Il s’agit d’une de ses dernières peintures, selon son fils, le réalisateur Lorenzo Vigas, Lion d’or de Venise avec Les amants de Caracas (2015). «On n’a touché à rien. On l’a laissée comme c’était» avant sa mort, explique-t-il. À l’image de Picasso, dont une photo avec Vigas est accrochée à un mur, le peintre vénézuélien était un forcené du travail et a connu des périodes différentes, changeant parfois radicalement de style. «Il travaillait la nuit jusqu’à cinq ou six heures du matin. Il se levait tard. La nuit, c’était pour son art», dit Lorenzo Vigas.
4 000 oeuvres
Le catalogue raisonné, lancé cette année pour le centenaire de sa naissance, permet de retracer la carrière prolifique de Vigas. Seize ans de travail ont été nécessaires pour recenser les 4 000 œuvres de l’artiste qui «peignait, peignait, et peignait encore!» Ce catalogue est une première pour un peintre vénézuélien. Ainsi, il n’en existe pas de complets pour les célèbres Carlos Cruz-Diez, Jesus Soto, Armando Reveron ou encore Manuel Cabré.
«On n’aurait pas pu le faire sans lui. Mon père était un artiste très ordonné, qui a accumulé pendant toute sa vie les informations sur les œuvres qu’il vendait», souligne son fils. Cela a permis à la fondation Oswaldo Vigas de recenser sa production dans le détail. Le catalogue, disponible gratuitement sur le net, va permettre de mieux diffuser son œuvre dans le monde, mais aussi de lutter contre les innombrables contrefaçons de l’artiste dont les tableaux se vendent parfois en centaines de milliers de dollars.
L’atelier permet aussi de comprendre la vie du peintre. Un grand espace accueillait ses nombreux visiteurs. «C’était un animal social. Il avait besoin de voir des gens», rappelle Lorenzo. Janine, sa veuve française de 87 ans, se souvient «des fêtes et des concerts. Beaucoup, beaucoup de monde venait.» Sur les murs, des photos rappellent cette vie très active. Pour chacune d’elles, Janine, que Vigas a rencontrée lors de sa période parisienne dans les années 1950-60, a une anecdote.
«C’était une belle époque. On s’amusait beaucoup !»
Elle raconte l’image de Picasso torse nu et de son mari, qui est antérieure à leur passion : «Tous les artistes sud-américains rêvaient de rencontrer Picasso. Oswaldo a conquis sa fille Maya (décédée en décembre 2022). Maya s’est amourachée d’Oswaldo et il a pu la convaincre» de l’aider à le rencontrer, dit-elle. Le peintre colombien Fernando Botero, le Cubain Wifredo Lam, le critique français Gaston Diehl sont aussi sur les murs.

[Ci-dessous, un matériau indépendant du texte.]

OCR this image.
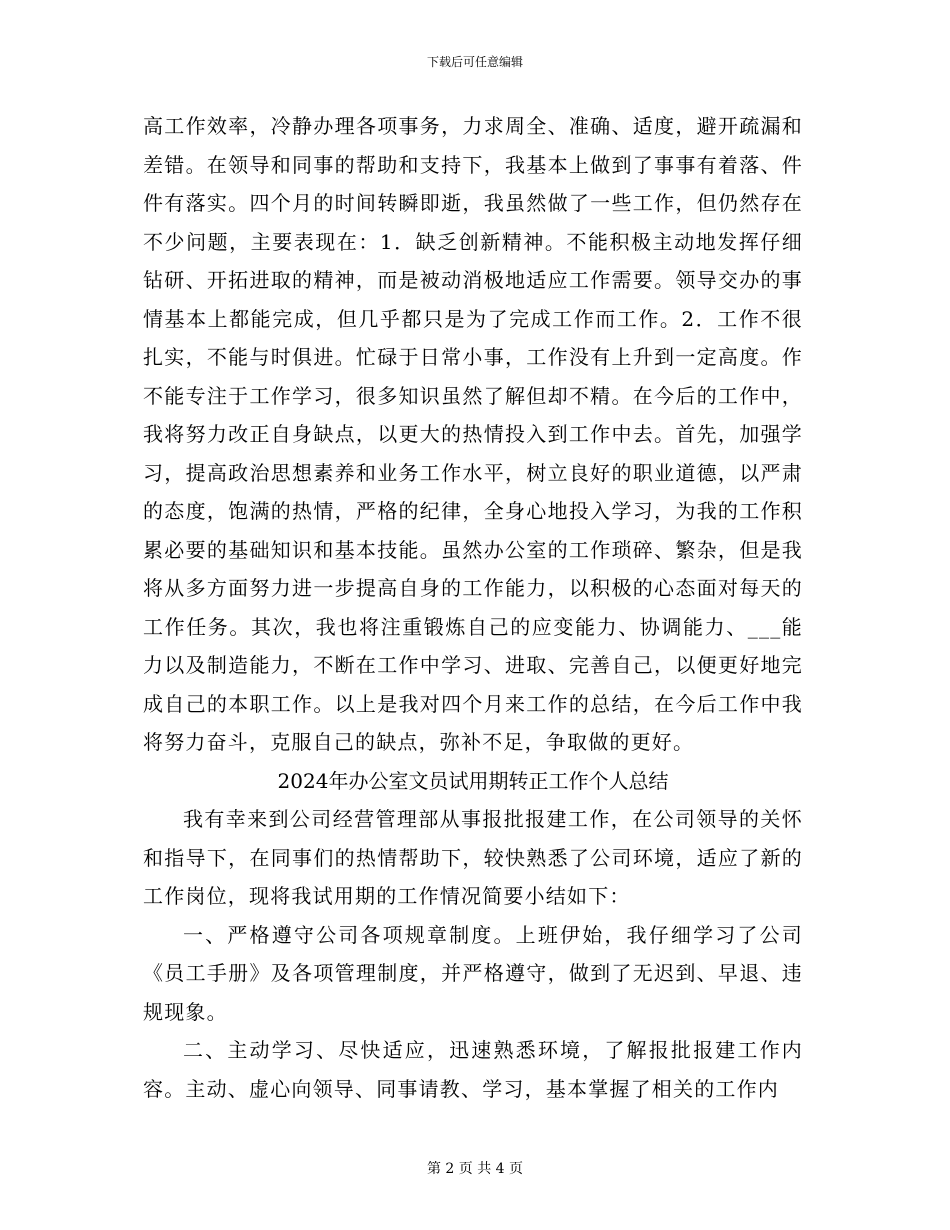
下载后可任意编辑

高工作效率，冷静办理各项事务，力求周全、准确、适度，避开疏漏和差错。在领导和同事的帮助和支持下，我基本上做到了事事有着落、件件有落实。四个月的时间转瞬即逝，我虽然做了一些工作，但仍然存在不少问题，主要表现在：1．缺乏创新精神。不能积极主动地发挥仔细钻研、开拓进取的精神，而是被动消极地适应工作需要。领导交办的事情基本上都能完成，但几乎都只是为了完成工作而工作。2．工作不很扎实，不能与时俱进。忙碌于日常小事，工作没有上升到一定高度。作不能专注于工作学习，很多知识虽然了解但却不精。在今后的工作中，我将努力改正自身缺点，以更大的热情投入到工作中去。首先，加强学习，提高政治思想素养和业务工作水平，树立良好的职业道德，以严肃的态度，饱满的热情，严格的纪律，全身心地投入学习，为我的工作积累必要的基础知识和基本技能。虽然办公室的工作琐碎、繁杂，但是我将从多方面努力进一步提高自身的工作能力，以积极的心态面对每天的工作任务。其次，我也将注重锻炼自己的应变能力、协调能力、___能力以及制造能力，不断在工作中学习、进取、完善自己，以便更好地完成自己的本职工作。以上是我对四个月来工作的总结，在今后工作中我将努力奋斗，克服自己的缺点，弥补不足，争取做的更好。

2024年办公室文员试用期转正工作个人总结

我有幸来到公司经营管理部从事报批报建工作，在公司领导的关怀和指导下，在同事们的热情帮助下，较快熟悉了公司环境，适应了新的工作岗位，现将我试用期的工作情况简要小结如下：

一、严格遵守公司各项规章制度。上班伊始，我仔细学习了公司《员工手册》及各项管理制度，并严格遵守，做到了无迟到、早退、违规现象。

二、主动学习、尽快适应，迅速熟悉环境，了解报批报建工作内容。主动、虚心向领导、同事请教、学习，基本掌握了相关的工作内

第 2 页 共 4 页
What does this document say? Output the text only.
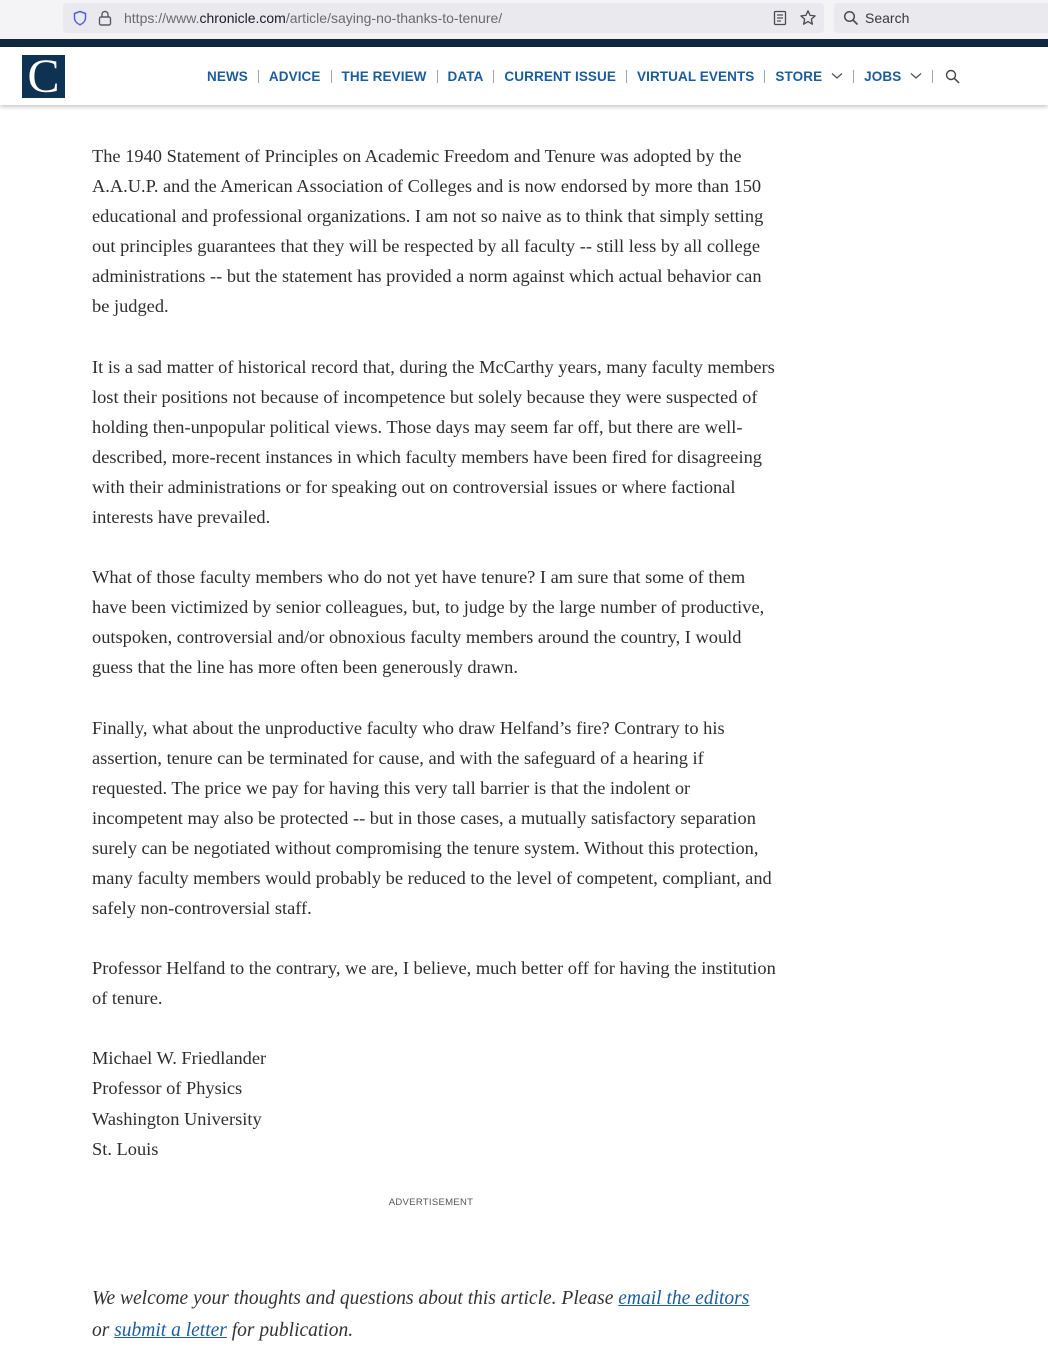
https://www.chronicle.com/article/saying-no-thanks-to-tenure/	Search
C	NEWS ADVICE THE REVIEW DATA CURRENT ISSUE VIRTUAL EVENTS STORE	JOBS

The 1940 Statement of Principles on Academic Freedom and Tenure was adopted by the A.A.U.P. and the American Association of Colleges and is now endorsed by more than 150 educational and professional organizations. I am not so naive as to think that simply setting out principles guarantees that they will be respected by all faculty -- still less by all college administrations -- but the statement has provided a norm against which actual behavior can be judged.

It is a sad matter of historical record that, during the McCarthy years, many faculty members lost their positions not because of incompetence but solely because they were suspected of holding then-unpopular political views. Those days may seem far off, but there are well-described, more-recent instances in which faculty members have been fired for disagreeing with their administrations or for speaking out on controversial issues or where factional interests have prevailed.

What of those faculty members who do not yet have tenure? I am sure that some of them have been victimized by senior colleagues, but, to judge by the large number of productive, outspoken, controversial and/or obnoxious faculty members around the country, I would guess that the line has more often been generously drawn.

Finally, what about the unproductive faculty who draw Helfand’s fire? Contrary to his assertion, tenure can be terminated for cause, and with the safeguard of a hearing if requested. The price we pay for having this very tall barrier is that the indolent or incompetent may also be protected -- but in those cases, a mutually satisfactory separation surely can be negotiated without compromising the tenure system. Without this protection, many faculty members would probably be reduced to the level of competent, compliant, and safely non-controversial staff.

Professor Helfand to the contrary, we are, I believe, much better off for having the institution of tenure.

Michael W. Friedlander
Professor of Physics
Washington University
St. Louis
ADVERTISEMENT
We welcome your thoughts and questions about this article. Please email the editors
or submit a letter for publication.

Janine évoque alors avec nostalgie une image parisienne : Vigas jouant des maracas derrière les autres peintres vénézuéliens Jesus Soto à la guitare, Elbano Mendez Osuna à la mandoline et Jesus Hurtado. «C’était une belle époque. On s’amusait beaucoup!», dit-elle. Dans l’autre pièce de l’atelier, une impressionnante collection d’art précolombien et de masques africains. Encore un point commun avec Picasso.
«À l’époque, on pouvait acheter des choses aux puces» de Saint-Ouen à Paris, dit Janine. «On venait aussi lui proposer des œuvres. Il me disait : « T’as vu comme c’est beau? Combien il nous reste d’argent? » Et il finissait presque toujours par acheter.» «Il était obsédé par la volonté d’être entouré d’œuvres du passé. Mon père est le premier Vénézuélien qui a pu faire une œuvre contemporaine tout en prenant des éléments « primitifs » du pays», assure Lorenzo, évoquant notamment la série des Brujas (sorcières) qui constitue une partie charnière de son œuvre.
Un grand voyageur
Originaire de Valence, «mon père a voyagé dans tout le pays cherchant le Venezuela préhispanique, les pétroglyphes (dont certains visibles au musée de Caracas). Il est allé voir les peintures que les Amérindiennes se faisaient sur le visage… Ç’a été déterminant. Il a rencontré ses racines. C’est après ce voyage qu’il a commencé à développer son œuvre qui était contemporaine mais sortait du passé», estime Lorenzo.
Ce dernier explique encore le retour de Vigas après une douzaine d’années fructueuses en France par cette «connexion avec sa terre qui était très forte. Il avait besoin d’être ici pour créer.» Aujourd’hui, la fondation tente de mieux faire connaître Oswaldo Vigas. «Comme mon père ne s’est jamais intéressé à la promotion de son œuvre de son vivant, cette promotion nous revient», dit Lorenzo. «Mais c’est émouvant de voir qu’il y a des gens qui découvrent et se passionnent pour lui.»